Either the evil that we see in the world was introduced by an act of human freedom, by “a grave sin of pride and disobedience”, as stated in the Catechism of Saint Pius X, or evil coincides with the creation itself and therefore “is of God and in God”, as Hegel says. Tertium non datur.
In the words of the beloved apostle in his second letter, we can say (cf. 2 Jn  9): Either you remain in the doctrine of Christ and thus remain in God or you go beyond and you fall into gnosticism or gnosis, or rather, as is more accurate to say, into false gnosis.
 
 
Historical note*
Original sin was the first dogmatic question addressed by the Council of Trent. The impetus to deal with it came on  21 May 1546 from the papal legates Del Monte, Pole and Cervini, who were exclusively entitled to propose the topics. Of course, by re-emphasing the doctrine of original sin it was intended to blunt the errors in its regard that the Protestants had borrowed from the Gnostics and Pelagians. According to the procedure of the progress of work, the issue was first discussed in the “congregation of theologians”, convened early in the morning (5am!) on 24 May. Thirty-two in number, almost all belonging to the great religious orders, the theologians ended the debate the following day. On 28 May the “general congregation” took place, that is the meeting of the Council fathers with the right to vote, in which Del Monte introduced the basic outline to the fathers. They worked on it from 31 May to 5 June, in successive general congregations. The first draft of the decree – prepared with the help of some bishops and theologians, by the legates themselves, who had pledged themselves to use only expressions already approved by the councils and Catholic doctors – appeared on 8 June. After a few adjustments were made to it, the definitive text of the decree was promulgated on 17 June 1546, in the fifth solemn session of the Council, held in Trent, in the Cathedral of San Vigilio.
 
* By Lorenzo Cappelletti, published in 30Giorni, No 1, January 1994, p. 71.
 
 
 
 
 
Decretum de peccato originali
Ut fides nostra catholica, «sine qua impossibile est placere Deo» (Eb 11, 6), purgatis erroribus in sua sinceritate integra et illibata permaneat, et ne populus christianus «omni vento doctrinae circumferatur» (Ef 4, 14), cum serpens ille antiquus, humani generis perpetuus hostis, inter plurima mala, quibus Ecclesia Dei his nostris temporibus perturbatur, etiam de peccato originali eiusque remedio non solum nova, sed etiam vetera dissidia excitaverit: sacrosancta oecumenica et generalis Tridentina Synodus in Spiritu Sancto legitime congregata, praesidentibus in ea eisdem tribus Apostolicae Sedis legatis, iam ad revocandos errantes et nutantes confirmandos accedere volens, sacrarum Scripturarum et sanctorum Patrum ac probatissimorum conciliorum testimonia et ipsius Ecclesiae iudicium et consensum secuta, haec de ipso peccato originali statuit, fatetur ac declarat:
 
1. Si quis non confitetur, primum hominem Adam, cum mandatum Dei in paradiso fuisset transgressus, statim sanctitatem et iustitiam, in qua constitutus fuerat, amisisse incurrisseque per offensam praevaricationis huiusmodi iram et indignationem Dei atque ideo mortem, quam antea illi comminatus fuerat Deus, et cum morte captivitatem sub eius potestate, «qui mortis» deinde «habuit imperium, hoc est diaboli» (Eb 2, 14), totumque Adam per illam praevaricationis offensam secundum corpus et animam in deterius commutatum fuisse: anathema sit.
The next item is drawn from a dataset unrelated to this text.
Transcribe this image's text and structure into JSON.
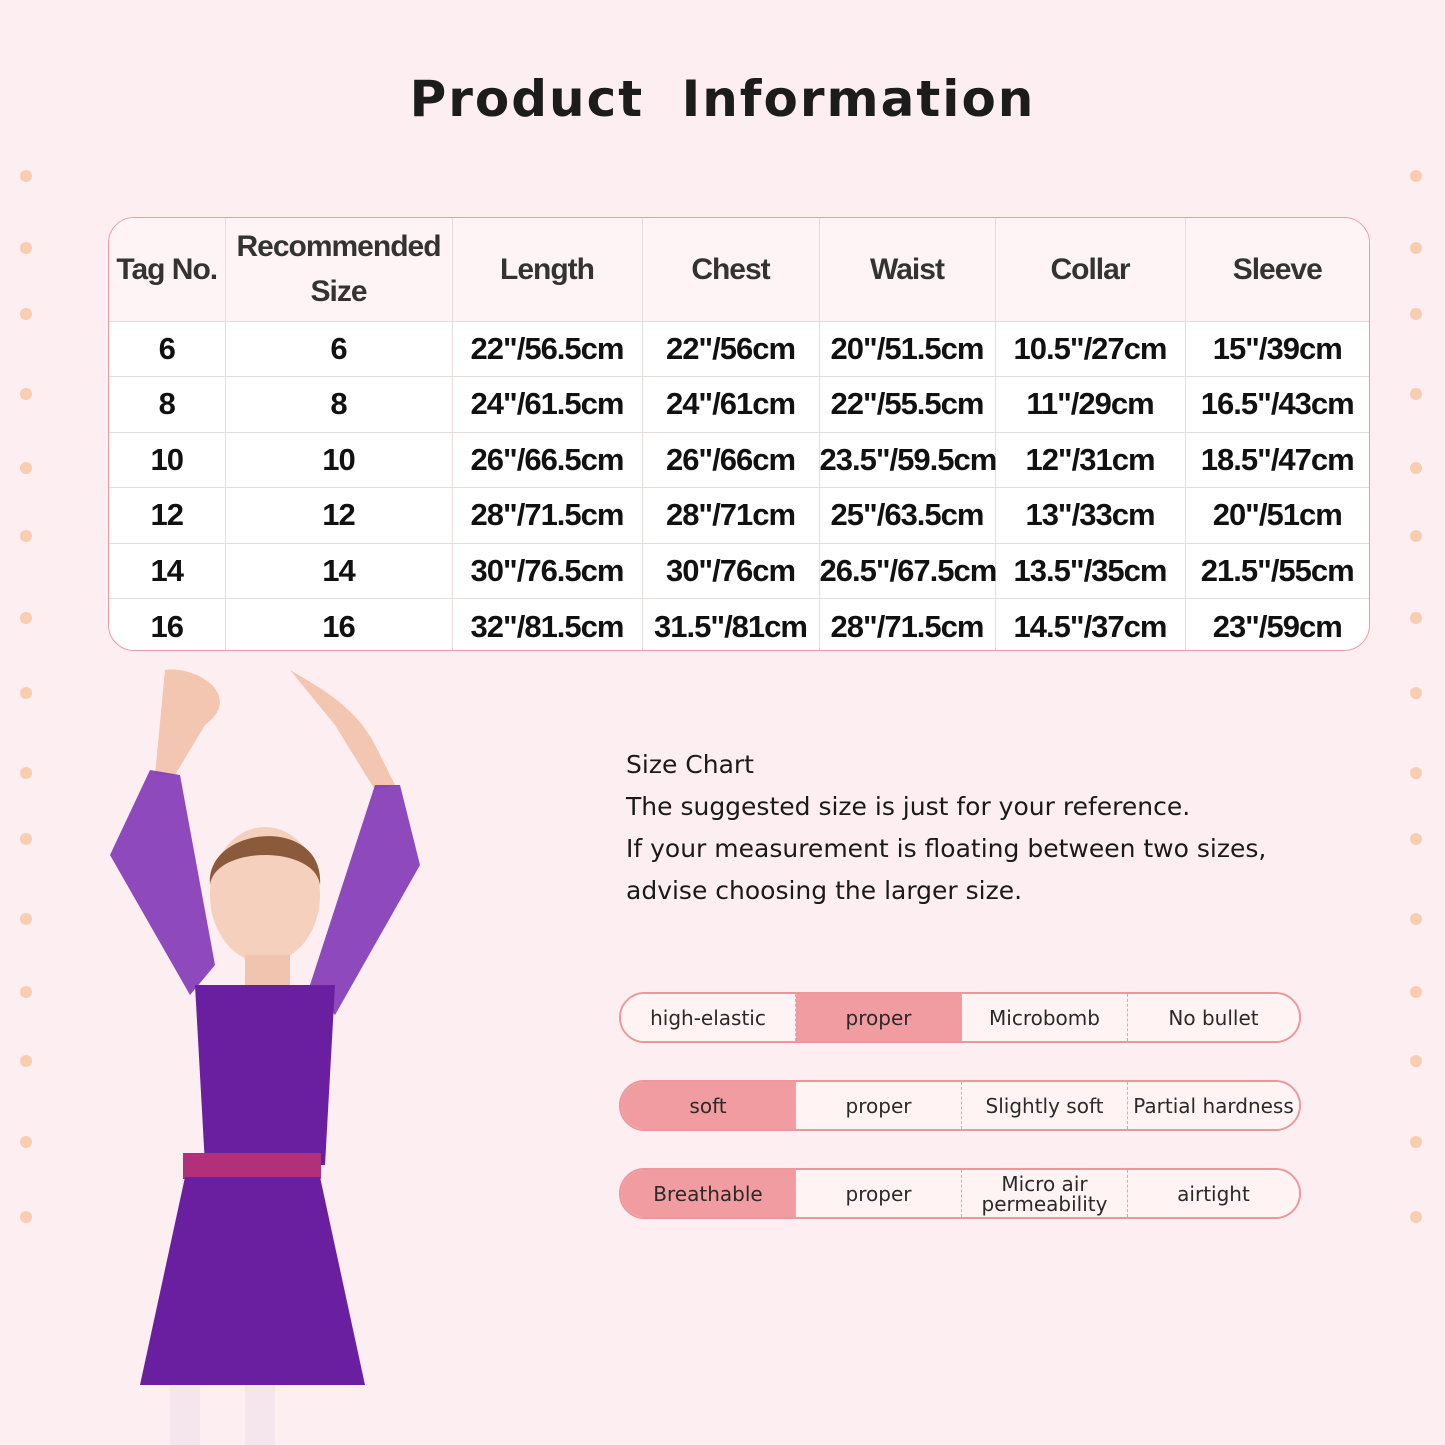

2. Si quis Adae praevaricationem sibi soli et non eius propagini asserit nocuisse, acceptam a Deo sanctitatem et iustitiam, quam perdidit, sibi soli et non nobis etiam eum perdidisse; aut inquinatum illum per inoboedientiae peccatum mortem et poenas corporis tantum in omne genus humanum transfudisse, non autem et peccatum, quod mors est animae: anathema sit, cum contradicat Apostolo dicenti: «Per unum hominem peccatum intravit in mundum, et per peccatum mors, et ita in omnes homines mors pertransiit, in quo omnes peccaverunt» (Rm 5, 12).
 
 
Decree concerning original sin
That our Catholic faith, “without which it is impossible to please God” (Heb 11, 6), may, errors being purged away, continue in its own perfect and spotless integrity, and that the Christian people may not “be carried about with every wind of doctrine” (Eph 4, 14); whereas that old serpent, the perpetual enemy of mankind, amongst the very many evils with which the Church of God is in these our times troubled, has also stirred up not only new, but even old, dissensions touching original sin, and the remedy thereof; the sacred and holy, ecumenical and general Synod of Trent – lawfully assembled in the Holy Ghost, the three same legates of the Apostolic See presiding therein – wishing now to come to the reclaiming of the erring, and the confirming of the wavering – following the testimonies of the Sacred Scriptures, of the holy Fathers, of the most approved councils, and the judgment and consent of the Church itself, ordains, confesses, and declares these things touching the said original sin:
 
1. If any one does not confess that the first man, Adam, when he had transgressed the commandment of God in Paradise, immediately lost the holiness and justice wherein he had been constituted; and that he incurred, through the offence of that prevarication, the wrath and indignation of God, and consequently death, with which God had previously threatened him, and, together with death, captivity under his power who thenceforth “had the empire of death, that is to say, the devil” (Heb 2, 14), and that the entire Adam, through that offence of prevarication, was changed, in body and soul, for the worse; let him be anathema.
 
2. If any one asserts, that the prevarication of Adam injured himself alone, and not his posterity; and that the holiness and justice, received of God, which he lost, he lost for himself alone, and not for us also; or that he, being defiled by the sin of disobedience, has only transfused death, and pains of the body, into the whole human race, but not sin also, which is the death of the soul; let him be anathema: whereas he contradicts the apostle who says; “By one man sin entered into the world, and by sin death, and so death passed upon all men, because (in him) all have sinned” (Rm 5, 12).